Ce flot incessant de parole refusait de s’arrêter. Voilà qu’elle raconte à Insu sa soirée, les danseurs, le strip-teaseur et qu’elle énumère la quantité d’alcool qu’elle a goûté et surtout ingéré. Pas une seule seconde elle n’a pensé que demain, elle aurait mal au crâne et qu’elle découvrirait les joies de la gueule de bois. Pas une seule seconde elle n’a pensé que boire, c’est mal, et boire trop l’est d’autant plus. Et pas une seule seconde, elle n’a pensé qu’elle se retrouverait dans un parc, au milieu de la nuit, alcoolisée comme jamais… avec Insu. Sur l’échelle de la probabilité, cette idée se trouvait à probabilité -12539 dans son esprit. En tout cas, son esprit rationnel. Et pourtant, c’est bien lui qu’elle a appelé pour lui venir en aide là où elle aurait pu appuyer sur n’importe quel nom dans son répertoire -hormis celui de son manager. Et c’est de Insu qu’elle tenait la main alors qu’elle laissait ses pas la guider à travers ce parc, sous les étoiles. Elle aurait presque pu trouver ça romantique si son esprit n’était pas aussi embrumé par l’alcool. Presque.

Elle rigole bêtement quand elle l’entend parler de l’agence et du fait qu’elle serait contre l’idée que la jeune idole se retrouve au cœur d’un nouveau scandale. Ah, les scandales. En moins de six mois de carrière, elle les accumule déjà. Elle en a pleuré puis rigolé puis pleuré à nouveau et présentement, elle en rigole plus que de raison. « Un de plus un de moins » dit-elle en gloussant alors qu’il se baisse devant elle, lui présentant son dos. Il veut qu’elle monte dessus ? Quelle drôle d’idée. Surtout que, récemment, la demoiselle ne suit plus vraiment le régime imposé par l’agence. Elle doit monter avant qu’il ne décide de l’abandonner ici. Et surtout, qu’il abandonne l’idée de jouer au superhéros. « T’es pas n’importe quel superhéros, t’es MON superhéros, c’est encore mieux » dit-elle le plus sérieusement du monde avant de grimper maladroitement sur son dos. Bon, pour la grasse et la délicatesse, on repassera une prochaine fois, quand elle aura moins de dix grammes douze dans le sang. Heureusement pour elle qu’elle porte un legging noir opaque en dessous de sa tunique. Elle ne veut surtout pas finir trempée au fond du lac alors elle se dépêche, du mieux qu’elle peu. Et elle réussit à s’accrocher à lui tel un koala alors qu’il remonte, la faisant bouger un peu.

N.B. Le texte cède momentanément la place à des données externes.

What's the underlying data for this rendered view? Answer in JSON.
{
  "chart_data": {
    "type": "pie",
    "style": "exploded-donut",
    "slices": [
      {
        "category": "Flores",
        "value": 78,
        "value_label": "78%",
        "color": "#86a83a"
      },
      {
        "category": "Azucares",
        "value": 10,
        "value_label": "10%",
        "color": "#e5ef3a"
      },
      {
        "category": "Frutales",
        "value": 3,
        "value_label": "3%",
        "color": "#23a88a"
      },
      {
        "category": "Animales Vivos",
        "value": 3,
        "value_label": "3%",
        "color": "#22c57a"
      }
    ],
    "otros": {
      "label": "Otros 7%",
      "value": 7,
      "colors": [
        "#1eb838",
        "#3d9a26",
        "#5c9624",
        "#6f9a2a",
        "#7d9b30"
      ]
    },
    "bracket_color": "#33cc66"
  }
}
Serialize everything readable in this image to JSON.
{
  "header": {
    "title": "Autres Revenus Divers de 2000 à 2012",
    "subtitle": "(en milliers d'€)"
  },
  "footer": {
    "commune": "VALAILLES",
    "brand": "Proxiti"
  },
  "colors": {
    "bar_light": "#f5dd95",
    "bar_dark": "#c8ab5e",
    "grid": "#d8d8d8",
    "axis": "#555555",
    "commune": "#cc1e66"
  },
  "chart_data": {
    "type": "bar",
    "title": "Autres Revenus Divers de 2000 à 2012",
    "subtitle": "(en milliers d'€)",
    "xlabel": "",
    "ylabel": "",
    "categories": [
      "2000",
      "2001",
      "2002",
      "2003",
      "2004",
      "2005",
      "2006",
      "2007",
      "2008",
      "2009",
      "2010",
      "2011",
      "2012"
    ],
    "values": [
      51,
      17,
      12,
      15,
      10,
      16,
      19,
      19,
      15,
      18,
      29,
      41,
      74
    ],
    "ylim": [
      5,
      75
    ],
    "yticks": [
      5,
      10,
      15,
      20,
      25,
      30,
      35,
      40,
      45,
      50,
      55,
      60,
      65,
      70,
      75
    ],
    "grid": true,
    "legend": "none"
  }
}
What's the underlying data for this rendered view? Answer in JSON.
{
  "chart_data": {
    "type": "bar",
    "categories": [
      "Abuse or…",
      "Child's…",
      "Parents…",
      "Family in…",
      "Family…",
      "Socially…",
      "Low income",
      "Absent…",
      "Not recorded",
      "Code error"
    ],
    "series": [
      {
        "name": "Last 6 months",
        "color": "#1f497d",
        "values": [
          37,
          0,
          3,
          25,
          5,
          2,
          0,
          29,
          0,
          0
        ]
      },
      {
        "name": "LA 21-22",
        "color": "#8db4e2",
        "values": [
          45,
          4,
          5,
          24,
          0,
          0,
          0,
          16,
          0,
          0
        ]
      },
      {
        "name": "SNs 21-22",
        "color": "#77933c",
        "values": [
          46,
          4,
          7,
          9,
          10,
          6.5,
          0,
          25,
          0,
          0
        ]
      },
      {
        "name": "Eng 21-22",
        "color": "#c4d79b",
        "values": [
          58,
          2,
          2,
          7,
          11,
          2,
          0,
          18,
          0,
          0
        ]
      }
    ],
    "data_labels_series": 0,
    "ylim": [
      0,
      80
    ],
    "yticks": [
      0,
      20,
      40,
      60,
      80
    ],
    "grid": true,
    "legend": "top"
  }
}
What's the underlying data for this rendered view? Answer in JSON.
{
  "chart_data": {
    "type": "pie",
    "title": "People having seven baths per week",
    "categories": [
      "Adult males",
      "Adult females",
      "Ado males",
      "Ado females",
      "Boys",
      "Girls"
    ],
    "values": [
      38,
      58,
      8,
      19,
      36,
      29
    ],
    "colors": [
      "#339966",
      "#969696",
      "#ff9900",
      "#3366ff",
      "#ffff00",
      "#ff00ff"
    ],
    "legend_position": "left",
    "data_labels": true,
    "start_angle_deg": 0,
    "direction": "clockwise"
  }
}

Ses bras passés autour de son cou, ses jambes enroulées autour de son torse, elle n’est pas assez lucide pour trouver la position inconfortable. « Tu m’emmènes où ? » lui demande-t-elle, sa bouche à quelques centimètres de son oreille. Si elle n’avait pas été aussi bourrée, elle aurait probablement rougi de la proximité physique actuelle. Mais non, sa lucidité n’était pas au rendez-vous. « Tu me ramènes au dortoir ? » continue-t-elle, désormais horrifiée. Iseul devait probablement dormir et… oh mon dieu, enfin une pensée lucide. Un vivat pour Jisoo. « Je peux pas rentrer. Si mon manager me voit, je vais me faire tuer. Et je veux pas réveiller Iseul. Elle doit déjà dormir » murmure-t-elle, s’imaginant déjà dans le dortoir. Il ne faut pas réveillée Iseul ! Alors qu’il marche lentement dans l’allée principale du parc, elle pose sa tête sur son épaule. « Tu dormais ? » La question lui a échappé. Bien trop curieuse pour son propre bien. « Quand je t’ai appelé j’veux dire. Tu dormais ? » recommence-t-elle, se rendant bien compte qu’il manquait des éléments importants à sa première tentative. Son menton coincé sur l’épaule du jeune homme, elle s’amuse à enfoncer doucement son doigt sur son torse. « Je savais que t’étais musclé mais je pensais pas autant » dit-elle en pouffant de rire dans on oreille.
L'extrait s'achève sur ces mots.